Wardle passed the data to ZDNet.

We verified that the data belonged to Mega, the file-sharing site formerly owned by internet entrepreneur Kim Dotcom by contacting several users, who confirmed that the email address, password, and some of the files we showed them were used on Mega.

The listings date back to the cloud service's debut in 2013, and as recently as January.

We sent the data to Troy Hunt, who runs data breach notification site Have I Been Pwned, to analyze. His analysis pointed to credential stuffing -- where usernames and passwords are stolen from other sites and ran against other sites -- rather than a direct breach of Mega's systems. He said that 98 percent of the email addresses in the file had already been in a previous breach collected in his database.

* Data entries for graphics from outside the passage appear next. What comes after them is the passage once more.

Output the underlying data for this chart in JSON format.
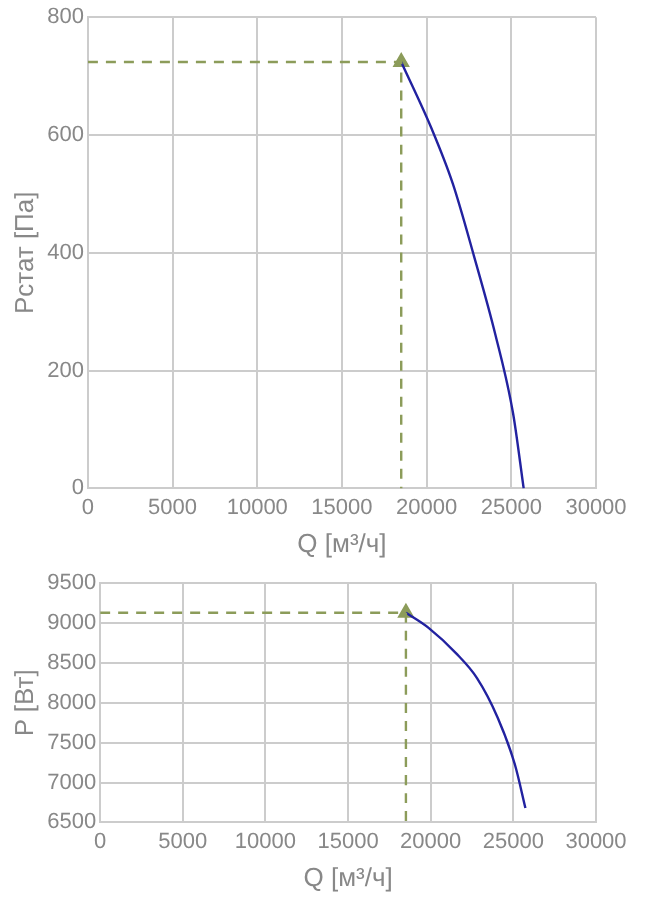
{
  "chart_data": [
    {
      "type": "line",
      "xlabel": "Q [м³/ч]",
      "ylabel": "Рстат [Па]",
      "xlim": [
        0,
        30000
      ],
      "xticks": [
        0,
        5000,
        10000,
        15000,
        20000,
        25000,
        30000
      ],
      "ylim": [
        0,
        800
      ],
      "yticks": [
        0,
        200,
        400,
        600,
        800
      ],
      "grid": true,
      "legend": false,
      "series": [
        {
          "type": "line",
          "color": "#8c9c5a",
          "line_style": "dashed",
          "marker": "none",
          "x": [
            0,
            18500,
            18500
          ],
          "values": [
            724,
            724,
            0
          ]
        },
        {
          "type": "line",
          "color": "#2222a0",
          "line_style": "solid",
          "marker": "none",
          "x": [
            18500,
            20290,
            21550,
            22800,
            24060,
            25100,
            25730
          ],
          "values": [
            724,
            611,
            517,
            394,
            261,
            128,
            0
          ]
        },
        {
          "type": "scatter",
          "color": "#8c9c5a",
          "marker": "triangle",
          "x": [
            18500
          ],
          "values": [
            724
          ]
        }
      ]
    },
    {
      "type": "line",
      "xlabel": "Q [м³/ч]",
      "ylabel": "P [Вт]",
      "xlim": [
        0,
        30000
      ],
      "xticks": [
        0,
        5000,
        10000,
        15000,
        20000,
        25000,
        30000
      ],
      "ylim": [
        6500,
        9500
      ],
      "yticks": [
        6500,
        7000,
        7500,
        8000,
        8500,
        9000,
        9500
      ],
      "grid": true,
      "legend": false,
      "series": [
        {
          "type": "line",
          "color": "#8c9c5a",
          "line_style": "dashed",
          "marker": "none",
          "x": [
            0,
            18500,
            18500
          ],
          "values": [
            9130,
            9130,
            6500
          ]
        },
        {
          "type": "line",
          "color": "#2222a0",
          "line_style": "solid",
          "marker": "none",
          "x": [
            18500,
            19870,
            21540,
            22800,
            24060,
            25100,
            25730
          ],
          "values": [
            9130,
            8940,
            8620,
            8310,
            7810,
            7220,
            6680
          ]
        },
        {
          "type": "scatter",
          "color": "#8c9c5a",
          "marker": "triangle",
          "x": [
            18500
          ],
          "values": [
            9130
          ]
        }
      ]
    }
  ]
}
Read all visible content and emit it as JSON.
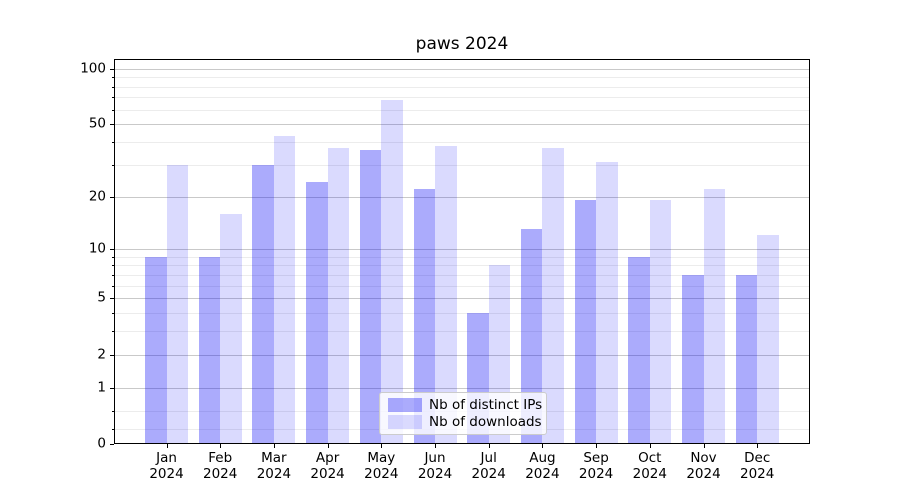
{
  "chart_data": {
    "type": "bar",
    "title": "paws 2024",
    "categories": [
      "Jan",
      "Feb",
      "Mar",
      "Apr",
      "May",
      "Jun",
      "Jul",
      "Aug",
      "Sep",
      "Oct",
      "Nov",
      "Dec"
    ],
    "x_tick_year": "2024",
    "series": [
      {
        "name": "Nb of distinct IPs",
        "color": "rgba(2,2,245,0.335)",
        "values": [
          9,
          9,
          30,
          24,
          36,
          22,
          4,
          13,
          19,
          9,
          7,
          7
        ]
      },
      {
        "name": "Nb of downloads",
        "color": "rgba(2,2,245,0.145)",
        "values": [
          30,
          16,
          43,
          37,
          68,
          38,
          8,
          37,
          31,
          19,
          22,
          12
        ]
      }
    ],
    "yscale": "log1p",
    "ylim": [
      0,
      113
    ],
    "yticks": [
      0,
      1,
      2,
      5,
      10,
      20,
      50,
      100
    ],
    "ytick_labels": [
      "0",
      "1",
      "2",
      "5",
      "10",
      "20",
      "50",
      "100"
    ],
    "minor_yticks": [
      0.2,
      0.5,
      3,
      4,
      6,
      7,
      8,
      9,
      30,
      40,
      60,
      70,
      80,
      90
    ],
    "grid": "horizontal",
    "legend_position": "lower center",
    "colors": {
      "major_grid": "#c9c9c9",
      "minor_grid": "#ececec",
      "axis": "#000000",
      "text": "#000000",
      "background": "#ffffff"
    }
  }
}
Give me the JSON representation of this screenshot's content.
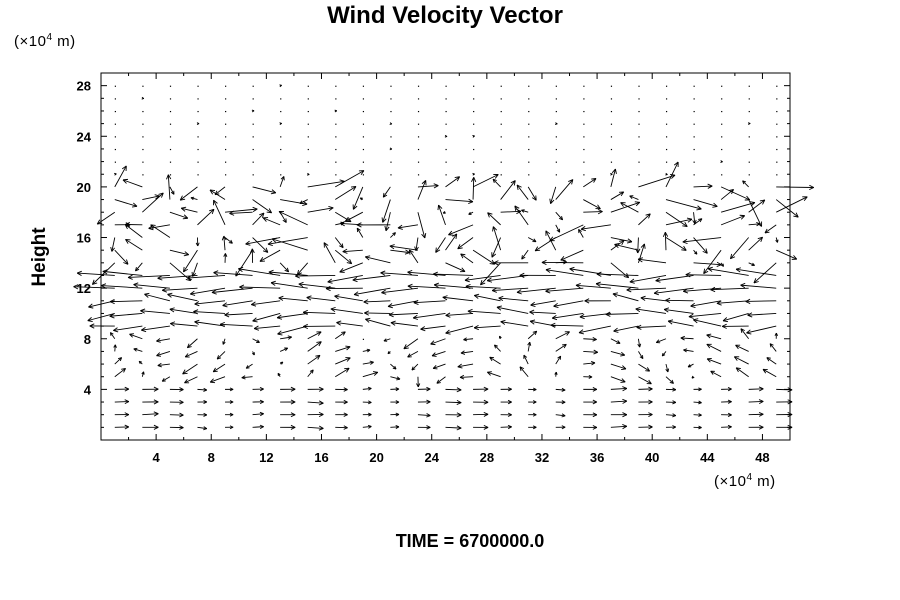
{
  "chart_data": {
    "type": "vector-field",
    "title": "Wind Velocity Vector",
    "xlabel": "",
    "ylabel": "Height",
    "x_unit_prefix": "(×10",
    "x_unit_exp": "4",
    "x_unit_suffix": " m)",
    "y_unit_prefix": "(×10",
    "y_unit_exp": "4",
    "y_unit_suffix": " m)",
    "xlim": [
      0,
      50
    ],
    "ylim": [
      0,
      29
    ],
    "xticks": [
      4,
      8,
      12,
      16,
      20,
      24,
      28,
      32,
      36,
      40,
      44,
      48
    ],
    "yticks": [
      4,
      8,
      12,
      16,
      20,
      24,
      28
    ],
    "grid": false,
    "time_label": "TIME = 6700000.0",
    "grid_spacing_x": 2,
    "grid_spacing_y": 1,
    "layers": [
      {
        "y_range": [
          1,
          5
        ],
        "direction": "east",
        "typical_speed": 0.7
      },
      {
        "y_range": [
          5,
          9
        ],
        "direction": "mixed",
        "typical_speed": 0.9
      },
      {
        "y_range": [
          9,
          14
        ],
        "direction": "west",
        "typical_speed": 1.8
      },
      {
        "y_range": [
          14,
          20
        ],
        "direction": "turbulent",
        "typical_speed": 1.6
      },
      {
        "y_range": [
          20,
          28
        ],
        "direction": "calm",
        "typical_speed": 0.15
      }
    ]
  }
}
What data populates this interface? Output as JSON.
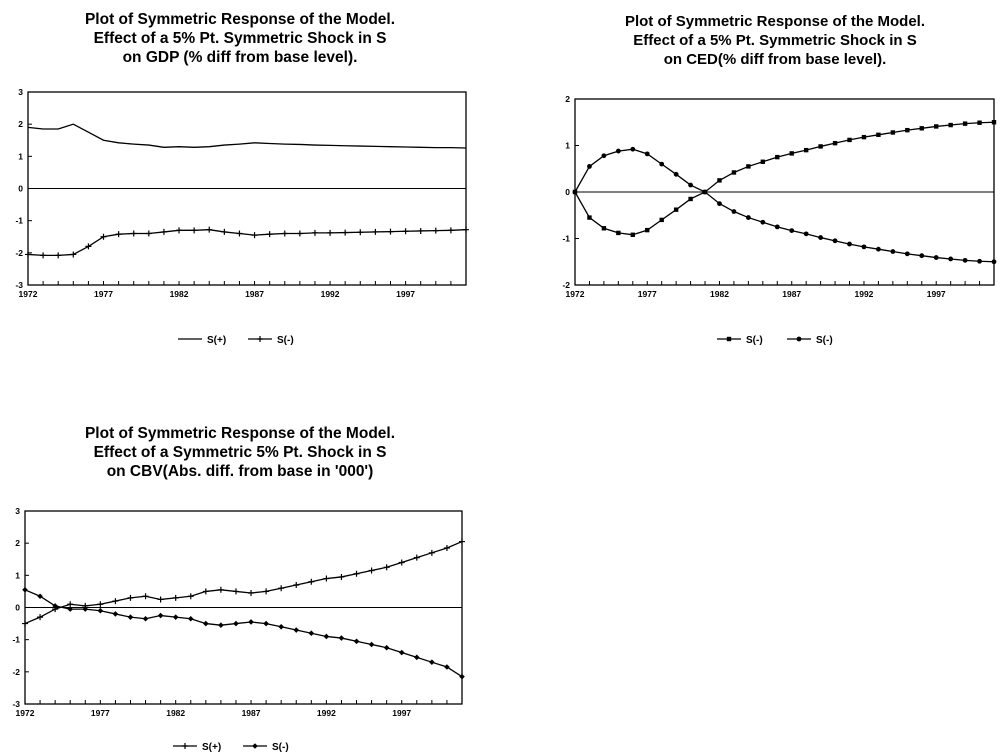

Some 87 percent of the accounts in the Mega file were found in a massive collection of 2,844 data breaches that he uploaded to the service in February, said Hunt.

Of those we contacted, five said that they had used the same password on different sites.

When reached, Mega chairman Stephen Hall also said the exposed credentials pointed to credential stuffing, and not a breach.

He said in an email that the list is "only 0.0001 percent of our 115 million registered users."

It's not known who compiled the list or how the data was scraped. Although the site claims to offer end-to-end encryption so that even the company can't see what is uploaded, the site doesn't allow for two-factor authentication -- making it far easier to break into accounts when a user's account password leaks. An attacker would only need to use the credentials to log in to each account to confirm they work, and to scrap the file names.

Hall said the company plans to introduce two-factor authentication "soon," but did not say when.

Mega keeps a record of the IP address of each user who logs in to an account. Three users said they saw suspicious logins accessing their account from countries in Eastern Europe, Russia, and South America in the past few months since the credentials file was uploaded.

One of the accounts in the file contained file listings for what appeared to describe child abuse content. Given the nature of the account's content, ZDNet informed the authorities.

In a reply to our email, Hall said it was "unclear" if the child abuse content was uploaded by the original account owner or if it was uploaded by someone else using the account as an anonymous drop box.

But the illegal content was uploaded years earlier, according to upload dates on the file listing, making any recent third-party involvement unlikely.

"Mega has zero tolerance for child sexual abuse materials," said Hall. "Any reports result in links being deactivated immediately, the user's account closed and the details provided to the authorities."

"Mega can't act as censor by examining content as it is encrypted at the user's device before being transferred to Mega," he said. "As well as it being technically impossible, it is also practically infeasible for Mega and other major cloud storage providers, with 100s of files being uploaded each second."

It's not the first time Mega has faced security issues. In 2016, hackers claimed to obtain internal Mega documents. Hall said at the time that no user data was compromised.